The production, by John Doyle with sets by Scott Pask, is dominated by an oppressive wall which looks like it was made of discarded weathered planks, perhaps remnants of the sea town's buildings and ships. There is enough shape and design in the wall to suggest buildings, and there are doors and windows scattered up the entire heighth of the wall, which practically hits the top of the proscenium. The doors swing open to reveal characters at various points - never Peter Grimes - and at many times, from the opening trial scene on - character are looking down on Peter Grimes as they sing.
This massive wall moves upstage and downstage often, like the waves described at the end of the opera, and is at times so far downstage as to be oppressive. At these times the singers, often large crowds of them, are forced together on the apron of the stage, and the uncomfortable and unnatural closeness of the bodies creates a sense of claustrophobia.
There are also two wing towers which move in at several points to create a semblance of a smaller space - the inside of Grimes' hut for example - and these scenes are every bit as claustrophic as when the great wall is about to push the chorus into the audience. The entire production is oppressive to the characters and the audience. And it's awesome.
During the First Act, I was a bit underwelmed with the production. It wasn't fancy enough for me. I wanted a fishing town, I wanted a good fog, and maybe some sea mist spraying into the audience. Also, I was thinking that Peter was a big jerk, unable to get over himself and accept that Ellen wanted to care for him, and unable to control his temper. Ugh, what a bore.

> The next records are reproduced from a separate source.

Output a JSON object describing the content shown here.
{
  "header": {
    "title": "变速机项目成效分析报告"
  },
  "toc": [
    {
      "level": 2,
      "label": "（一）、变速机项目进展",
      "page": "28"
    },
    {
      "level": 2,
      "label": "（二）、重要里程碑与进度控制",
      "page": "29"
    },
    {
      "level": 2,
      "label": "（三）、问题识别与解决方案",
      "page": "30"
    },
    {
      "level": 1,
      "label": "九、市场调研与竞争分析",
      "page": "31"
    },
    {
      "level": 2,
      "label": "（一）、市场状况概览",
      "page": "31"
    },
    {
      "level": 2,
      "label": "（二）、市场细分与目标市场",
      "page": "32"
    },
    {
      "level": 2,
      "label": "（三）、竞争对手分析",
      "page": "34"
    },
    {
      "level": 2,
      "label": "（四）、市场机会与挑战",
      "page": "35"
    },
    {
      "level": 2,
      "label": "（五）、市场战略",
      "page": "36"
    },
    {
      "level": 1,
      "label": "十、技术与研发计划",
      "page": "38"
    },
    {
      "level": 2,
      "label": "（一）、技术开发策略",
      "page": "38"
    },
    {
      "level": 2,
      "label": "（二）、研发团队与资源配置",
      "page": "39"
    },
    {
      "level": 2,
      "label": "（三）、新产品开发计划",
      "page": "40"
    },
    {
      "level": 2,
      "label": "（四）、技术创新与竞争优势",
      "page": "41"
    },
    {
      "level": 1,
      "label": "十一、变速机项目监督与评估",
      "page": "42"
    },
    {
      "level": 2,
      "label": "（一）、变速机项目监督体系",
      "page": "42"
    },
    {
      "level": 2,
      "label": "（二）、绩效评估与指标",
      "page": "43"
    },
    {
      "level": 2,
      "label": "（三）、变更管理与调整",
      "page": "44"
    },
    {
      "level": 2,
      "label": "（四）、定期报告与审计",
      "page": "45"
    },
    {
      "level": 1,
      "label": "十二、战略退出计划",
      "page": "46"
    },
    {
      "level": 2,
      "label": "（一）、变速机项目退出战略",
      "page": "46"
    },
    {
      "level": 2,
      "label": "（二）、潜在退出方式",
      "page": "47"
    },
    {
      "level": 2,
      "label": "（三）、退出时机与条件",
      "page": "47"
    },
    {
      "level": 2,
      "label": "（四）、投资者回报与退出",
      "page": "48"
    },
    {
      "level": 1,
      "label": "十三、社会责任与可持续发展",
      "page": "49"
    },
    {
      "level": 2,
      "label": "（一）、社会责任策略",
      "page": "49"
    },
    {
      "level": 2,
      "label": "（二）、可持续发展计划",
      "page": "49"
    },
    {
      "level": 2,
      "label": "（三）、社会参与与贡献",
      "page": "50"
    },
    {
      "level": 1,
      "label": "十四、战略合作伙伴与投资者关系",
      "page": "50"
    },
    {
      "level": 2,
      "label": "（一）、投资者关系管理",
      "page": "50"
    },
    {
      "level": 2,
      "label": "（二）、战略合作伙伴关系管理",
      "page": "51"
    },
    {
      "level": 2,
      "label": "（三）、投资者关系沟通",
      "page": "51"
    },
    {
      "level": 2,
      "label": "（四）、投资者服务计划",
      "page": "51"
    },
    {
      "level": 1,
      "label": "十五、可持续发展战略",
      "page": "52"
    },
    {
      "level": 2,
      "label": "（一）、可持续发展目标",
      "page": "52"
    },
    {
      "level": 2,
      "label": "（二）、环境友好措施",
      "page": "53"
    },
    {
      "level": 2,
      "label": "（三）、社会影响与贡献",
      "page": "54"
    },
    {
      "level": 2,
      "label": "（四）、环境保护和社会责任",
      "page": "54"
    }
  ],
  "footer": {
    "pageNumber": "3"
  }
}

My feelings changed during the Second Act. I began to notice how crowded Peter was, how judged. Everyone was looking down on him, Ellen alone couldn't change the man and the society. The wall wasn't an abstraction of a fishing village, it was a physical manifestation of one. The great chorus' howls of "Peter Grimes! Peter Grimes!" created the single most powerful moment I have ever experienced in an opera - the entire chorus standing as close to the edge of the stage as possible, with no movement, shouting their harsh appraisal of the man.
The Third Act was devastating. Wasn't there a way to prevent the town from turning on Grimes? A way to prevent Peter from hitting Ellen in that moment of frustration, or preventing him from forcing the boy out in the storm? Yet the wall, the wave, was ceaseless. These things were all inevitable, like the waves that created the sea-worn wood. During the last scene of the play, the wall finally disappeared to reveal metal scaffolding and a group of people in modern dress looking down on the townspeople as they went about their small-town ways. I have no idea what this vaguely-meta moment meant, but I loved it. However I seem to be one of the few.
People I have talked to since have thought that the production rendered the plot incoherent, that the characters appearing in the doors and windows of the giant wall was too Laugh In, that the directing was far too stiff (most of the opera was in essence semi-staged). Everyone has praised the singing but not the production. I applaud the risk it took, and I have no idea if John Doyle intended the wave analogy, but I couldn't stop thinking about it. What a show.